リーダーの仕事とは、チームや組織の進むべき方向を示すことです。スケールを大きくすれば、世界の国や地域には必ず統括するリーダーがいます。国には州や県、省などにもリーダーがいて、企業や役所にも責任者がいます。人間組織の最小単位である家族にも、やはり意思決定者がいます。リーダーがいなければ、それは組織ではなくただの群れです。個人の集まりに相乗効果は生まれません。

リーダーに求められる最低限の素質は、預かる組織の全体最適を見据えて方向性を示すことです。十分条件を挙げるなら、組織の枠を超えてもう一段上の視座から方針を描ける人物でしょう。分析を突き詰めれば、複雑なものは分解され、個々の特徴が明らかになります。しかし、それを組織全体の最適に組み替えることは容易ではありません。なぜなら、私利私欲が顔を出し、我田引水になりがちだからです。従って、組織・ファーストで考えるべきところを、ミー・ファーストにすり替えてしまうのです。「まずは自分から」というポピュリズム的な思考が蔓延する中で、本当の意味でのリーダーが減っているように感じます。

ここで一度、立ち止まって考えてみてはどうでしょうか。「自分が会社のリーダー(社長)なら、どうするか」を。誰も頼んでいないのに、会社の全体最適を考えてみる。これがリーダーへの第一歩だと思います。テレワーク文化が定着して久しい今、オンライン化によって生産性が劇的に上がったという話はあまり聞きません。通勤時間や無駄な会議が削減された分、自分に投資できる時間は増えたはずなのに、です。リーダーの役職に就いてからリーダーの仕事を始めるのでは遅いわけです。名もないヒラ社員の頃から、自分が所属する組織全体を俯瞰して戦略的に行動する訓練を積むべきだと思います。そうした人こそ、いざ抜擢されたときに真価を発揮するのです。

仕事がオンライン化したことで、勤務態度や努力といった過程は評価しづらくなりました。今は、結果のみが問われる時代です。どんなに頑張っても、アウトプットとして成果が出なければ評価はされないのです。「いや、見てくれている人はきっといる」と思いたい気持ちは分かりますが、リモート画面の向こう側でそれを期待するのは難しいでしょう。だからこそ、アウトプットにこだわるべきなのです。

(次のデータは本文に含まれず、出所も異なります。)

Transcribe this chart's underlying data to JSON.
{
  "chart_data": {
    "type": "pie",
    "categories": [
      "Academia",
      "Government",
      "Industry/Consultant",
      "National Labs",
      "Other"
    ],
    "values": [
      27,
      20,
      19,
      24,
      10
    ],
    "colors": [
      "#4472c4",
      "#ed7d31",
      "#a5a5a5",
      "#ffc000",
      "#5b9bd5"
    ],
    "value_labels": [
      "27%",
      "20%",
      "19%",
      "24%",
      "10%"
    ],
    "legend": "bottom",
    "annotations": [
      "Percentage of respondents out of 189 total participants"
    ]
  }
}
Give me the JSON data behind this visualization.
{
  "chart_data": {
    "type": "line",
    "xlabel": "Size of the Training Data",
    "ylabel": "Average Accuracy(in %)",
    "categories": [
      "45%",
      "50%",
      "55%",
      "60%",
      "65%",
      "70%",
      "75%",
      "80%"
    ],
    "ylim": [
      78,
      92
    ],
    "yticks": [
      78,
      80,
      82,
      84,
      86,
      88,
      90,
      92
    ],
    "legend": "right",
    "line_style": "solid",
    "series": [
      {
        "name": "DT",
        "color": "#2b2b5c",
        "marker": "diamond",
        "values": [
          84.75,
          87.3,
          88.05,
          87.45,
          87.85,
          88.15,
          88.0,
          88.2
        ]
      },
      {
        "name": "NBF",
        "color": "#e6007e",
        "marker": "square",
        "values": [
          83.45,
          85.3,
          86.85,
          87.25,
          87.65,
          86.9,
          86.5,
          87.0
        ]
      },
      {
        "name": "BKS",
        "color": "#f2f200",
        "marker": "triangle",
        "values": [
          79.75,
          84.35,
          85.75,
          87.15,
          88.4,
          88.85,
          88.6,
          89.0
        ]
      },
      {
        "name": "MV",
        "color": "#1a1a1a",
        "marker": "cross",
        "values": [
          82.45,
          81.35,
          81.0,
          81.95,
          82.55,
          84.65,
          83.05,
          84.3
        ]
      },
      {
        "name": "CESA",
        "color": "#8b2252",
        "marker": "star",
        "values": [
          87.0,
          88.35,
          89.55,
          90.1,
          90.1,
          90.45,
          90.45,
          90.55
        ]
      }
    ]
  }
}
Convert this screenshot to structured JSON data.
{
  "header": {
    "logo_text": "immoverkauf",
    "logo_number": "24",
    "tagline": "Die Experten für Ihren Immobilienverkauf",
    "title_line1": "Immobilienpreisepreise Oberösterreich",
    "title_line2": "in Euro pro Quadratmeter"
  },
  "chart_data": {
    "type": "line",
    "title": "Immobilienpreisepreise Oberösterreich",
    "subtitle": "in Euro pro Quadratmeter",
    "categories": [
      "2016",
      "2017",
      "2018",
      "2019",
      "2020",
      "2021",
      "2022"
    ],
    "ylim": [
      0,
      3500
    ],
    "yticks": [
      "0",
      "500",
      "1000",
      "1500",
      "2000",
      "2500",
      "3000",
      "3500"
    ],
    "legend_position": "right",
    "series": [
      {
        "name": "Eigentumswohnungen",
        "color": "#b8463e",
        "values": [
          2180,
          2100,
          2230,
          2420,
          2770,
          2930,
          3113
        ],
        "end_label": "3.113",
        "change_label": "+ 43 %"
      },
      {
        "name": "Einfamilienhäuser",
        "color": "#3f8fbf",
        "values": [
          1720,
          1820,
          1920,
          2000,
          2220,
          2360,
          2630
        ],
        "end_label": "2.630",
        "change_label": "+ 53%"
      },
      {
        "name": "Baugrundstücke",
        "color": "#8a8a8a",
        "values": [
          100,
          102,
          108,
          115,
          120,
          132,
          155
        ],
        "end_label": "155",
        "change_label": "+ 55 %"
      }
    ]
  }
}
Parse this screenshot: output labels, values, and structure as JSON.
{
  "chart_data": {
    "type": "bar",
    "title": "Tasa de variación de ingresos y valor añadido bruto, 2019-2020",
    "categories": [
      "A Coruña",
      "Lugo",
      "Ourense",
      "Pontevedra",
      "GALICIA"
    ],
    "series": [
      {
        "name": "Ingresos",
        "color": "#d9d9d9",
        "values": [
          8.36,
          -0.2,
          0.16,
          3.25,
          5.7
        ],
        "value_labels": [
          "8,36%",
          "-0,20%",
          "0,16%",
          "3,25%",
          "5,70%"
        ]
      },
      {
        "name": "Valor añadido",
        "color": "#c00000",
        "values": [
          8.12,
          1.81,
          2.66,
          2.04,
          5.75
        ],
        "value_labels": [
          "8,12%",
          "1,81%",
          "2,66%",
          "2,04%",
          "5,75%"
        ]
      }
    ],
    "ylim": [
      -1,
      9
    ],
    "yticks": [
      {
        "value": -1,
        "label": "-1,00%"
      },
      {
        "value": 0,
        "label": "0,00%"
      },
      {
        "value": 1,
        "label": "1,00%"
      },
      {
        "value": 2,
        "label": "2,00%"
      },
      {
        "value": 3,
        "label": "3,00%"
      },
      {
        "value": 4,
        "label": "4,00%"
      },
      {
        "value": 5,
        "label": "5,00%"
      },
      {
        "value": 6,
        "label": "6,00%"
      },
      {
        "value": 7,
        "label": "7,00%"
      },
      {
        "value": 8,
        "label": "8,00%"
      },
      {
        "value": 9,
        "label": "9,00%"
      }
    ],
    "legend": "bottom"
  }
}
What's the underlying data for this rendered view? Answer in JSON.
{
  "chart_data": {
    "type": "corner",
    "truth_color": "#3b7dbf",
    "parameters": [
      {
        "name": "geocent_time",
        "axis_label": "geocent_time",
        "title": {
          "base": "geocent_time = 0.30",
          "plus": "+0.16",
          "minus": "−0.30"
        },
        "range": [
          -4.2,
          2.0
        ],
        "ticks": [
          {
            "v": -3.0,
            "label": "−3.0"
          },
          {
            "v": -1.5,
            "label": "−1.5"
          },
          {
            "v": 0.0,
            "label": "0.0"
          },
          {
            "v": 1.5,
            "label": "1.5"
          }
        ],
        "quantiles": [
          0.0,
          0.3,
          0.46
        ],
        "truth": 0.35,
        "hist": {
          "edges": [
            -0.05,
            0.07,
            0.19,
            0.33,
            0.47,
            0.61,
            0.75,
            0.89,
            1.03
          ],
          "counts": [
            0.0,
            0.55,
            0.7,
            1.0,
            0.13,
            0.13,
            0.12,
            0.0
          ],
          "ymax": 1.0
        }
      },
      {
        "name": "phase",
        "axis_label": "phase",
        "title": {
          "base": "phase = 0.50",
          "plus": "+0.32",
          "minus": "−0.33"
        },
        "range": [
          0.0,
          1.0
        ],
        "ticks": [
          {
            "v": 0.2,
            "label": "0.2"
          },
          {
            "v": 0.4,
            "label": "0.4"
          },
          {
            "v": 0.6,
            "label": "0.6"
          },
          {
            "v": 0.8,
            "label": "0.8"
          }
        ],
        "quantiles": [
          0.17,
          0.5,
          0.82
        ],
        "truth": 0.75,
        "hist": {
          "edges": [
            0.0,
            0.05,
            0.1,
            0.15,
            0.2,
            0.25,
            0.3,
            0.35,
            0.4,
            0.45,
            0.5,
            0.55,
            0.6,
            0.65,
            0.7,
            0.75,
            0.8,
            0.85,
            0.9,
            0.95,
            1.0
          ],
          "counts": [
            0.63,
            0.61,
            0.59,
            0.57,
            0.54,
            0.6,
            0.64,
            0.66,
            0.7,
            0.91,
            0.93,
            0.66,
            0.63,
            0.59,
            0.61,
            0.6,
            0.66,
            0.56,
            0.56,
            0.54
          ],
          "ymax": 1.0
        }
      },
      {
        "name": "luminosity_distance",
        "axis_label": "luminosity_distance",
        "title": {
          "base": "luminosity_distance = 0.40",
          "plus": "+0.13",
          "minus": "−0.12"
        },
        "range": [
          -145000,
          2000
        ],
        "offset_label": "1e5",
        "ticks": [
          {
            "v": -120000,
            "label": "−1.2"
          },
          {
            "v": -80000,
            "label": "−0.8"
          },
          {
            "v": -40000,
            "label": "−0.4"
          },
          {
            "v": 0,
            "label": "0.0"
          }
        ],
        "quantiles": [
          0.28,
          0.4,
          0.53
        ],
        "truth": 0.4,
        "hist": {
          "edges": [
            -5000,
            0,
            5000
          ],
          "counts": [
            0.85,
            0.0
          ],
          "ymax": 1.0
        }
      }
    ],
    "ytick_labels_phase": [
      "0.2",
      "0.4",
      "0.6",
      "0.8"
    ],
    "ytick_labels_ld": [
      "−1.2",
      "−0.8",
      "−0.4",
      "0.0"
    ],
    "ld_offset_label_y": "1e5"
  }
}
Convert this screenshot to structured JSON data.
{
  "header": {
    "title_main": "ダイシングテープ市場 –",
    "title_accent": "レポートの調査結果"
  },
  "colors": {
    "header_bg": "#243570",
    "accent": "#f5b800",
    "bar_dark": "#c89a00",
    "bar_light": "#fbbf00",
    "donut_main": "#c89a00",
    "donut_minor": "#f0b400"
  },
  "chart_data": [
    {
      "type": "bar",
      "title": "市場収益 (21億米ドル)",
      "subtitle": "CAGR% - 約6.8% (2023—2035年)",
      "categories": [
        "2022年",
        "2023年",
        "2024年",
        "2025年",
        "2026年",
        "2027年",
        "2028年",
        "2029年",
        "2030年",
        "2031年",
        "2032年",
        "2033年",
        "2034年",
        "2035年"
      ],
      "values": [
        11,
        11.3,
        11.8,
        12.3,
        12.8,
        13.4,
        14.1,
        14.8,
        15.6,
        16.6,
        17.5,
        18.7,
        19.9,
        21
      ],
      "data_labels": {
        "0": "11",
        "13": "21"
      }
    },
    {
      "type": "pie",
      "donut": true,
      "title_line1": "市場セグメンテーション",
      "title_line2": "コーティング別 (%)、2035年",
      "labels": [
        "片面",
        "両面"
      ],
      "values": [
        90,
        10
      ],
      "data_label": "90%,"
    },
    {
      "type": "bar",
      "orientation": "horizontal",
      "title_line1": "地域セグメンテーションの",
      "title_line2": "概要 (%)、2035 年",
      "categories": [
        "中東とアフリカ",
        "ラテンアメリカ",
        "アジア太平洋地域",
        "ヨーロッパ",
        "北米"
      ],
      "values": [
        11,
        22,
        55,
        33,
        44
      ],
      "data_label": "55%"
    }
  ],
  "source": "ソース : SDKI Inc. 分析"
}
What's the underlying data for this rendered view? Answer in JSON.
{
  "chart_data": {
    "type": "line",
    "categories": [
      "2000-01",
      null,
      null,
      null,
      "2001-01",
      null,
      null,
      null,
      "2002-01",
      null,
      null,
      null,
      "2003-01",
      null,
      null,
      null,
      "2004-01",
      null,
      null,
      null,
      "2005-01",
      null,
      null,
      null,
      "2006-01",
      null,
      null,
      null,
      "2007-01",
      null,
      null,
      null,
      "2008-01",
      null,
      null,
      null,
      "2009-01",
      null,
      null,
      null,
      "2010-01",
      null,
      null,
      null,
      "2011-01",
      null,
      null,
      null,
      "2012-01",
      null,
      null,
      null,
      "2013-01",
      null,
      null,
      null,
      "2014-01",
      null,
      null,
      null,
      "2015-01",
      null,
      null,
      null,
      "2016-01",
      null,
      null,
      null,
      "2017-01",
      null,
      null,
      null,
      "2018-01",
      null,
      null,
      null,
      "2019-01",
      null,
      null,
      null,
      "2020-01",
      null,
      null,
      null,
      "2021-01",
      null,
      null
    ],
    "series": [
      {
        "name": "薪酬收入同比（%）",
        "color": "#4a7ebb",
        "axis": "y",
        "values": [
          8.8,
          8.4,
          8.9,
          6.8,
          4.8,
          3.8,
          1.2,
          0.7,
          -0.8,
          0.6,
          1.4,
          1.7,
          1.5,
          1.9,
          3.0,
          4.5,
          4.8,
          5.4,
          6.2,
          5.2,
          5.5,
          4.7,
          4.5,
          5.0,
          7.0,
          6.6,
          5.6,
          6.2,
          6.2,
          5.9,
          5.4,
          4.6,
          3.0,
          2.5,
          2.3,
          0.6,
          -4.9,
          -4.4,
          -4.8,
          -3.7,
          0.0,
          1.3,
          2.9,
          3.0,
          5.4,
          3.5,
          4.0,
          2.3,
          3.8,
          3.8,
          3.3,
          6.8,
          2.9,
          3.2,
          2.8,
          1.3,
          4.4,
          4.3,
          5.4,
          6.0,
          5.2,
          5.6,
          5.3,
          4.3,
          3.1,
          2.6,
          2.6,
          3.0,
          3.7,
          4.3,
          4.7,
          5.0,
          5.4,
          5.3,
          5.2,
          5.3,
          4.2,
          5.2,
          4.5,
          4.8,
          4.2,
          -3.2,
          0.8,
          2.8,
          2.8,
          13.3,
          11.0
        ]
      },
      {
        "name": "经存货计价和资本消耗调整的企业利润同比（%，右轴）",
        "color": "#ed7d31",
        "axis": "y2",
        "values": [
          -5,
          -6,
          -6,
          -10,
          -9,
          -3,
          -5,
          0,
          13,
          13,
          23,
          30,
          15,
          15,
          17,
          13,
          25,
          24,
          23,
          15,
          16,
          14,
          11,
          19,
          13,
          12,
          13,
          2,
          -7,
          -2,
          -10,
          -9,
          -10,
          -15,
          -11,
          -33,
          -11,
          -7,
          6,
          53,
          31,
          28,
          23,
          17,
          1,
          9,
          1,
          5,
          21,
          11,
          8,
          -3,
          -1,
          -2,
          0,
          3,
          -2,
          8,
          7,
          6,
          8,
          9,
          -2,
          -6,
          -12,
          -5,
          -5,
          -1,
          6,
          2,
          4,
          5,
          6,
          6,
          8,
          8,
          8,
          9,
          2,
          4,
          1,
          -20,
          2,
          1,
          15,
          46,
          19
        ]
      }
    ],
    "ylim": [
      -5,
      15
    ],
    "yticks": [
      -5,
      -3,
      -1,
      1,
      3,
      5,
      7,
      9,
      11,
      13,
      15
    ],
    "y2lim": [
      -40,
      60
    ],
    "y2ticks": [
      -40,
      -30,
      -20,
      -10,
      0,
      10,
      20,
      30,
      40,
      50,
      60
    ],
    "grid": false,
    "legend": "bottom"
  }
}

年齢や役職に関係なく、自分の所属する組織、そしてその周囲の関係者まで含めた集合体の付加価値を最大化させるにはどうすべきかを、頼まれもしないのに考え続けられる人。その人こそが、リーダーと呼ぶにふさわしい存在です。

まとめると、リーダーシップとはポジションではなく思考の質です。会社の舵取りを任されたその日から考えるのでは遅い。むしろ、まだ誰にも注目されていない時期に、全体最適を見据える思考を磨いておくことが肝要です。リーダーに求められるのは、頼まれてから動くのではなく、頼まれなくても考えられる力だと思います。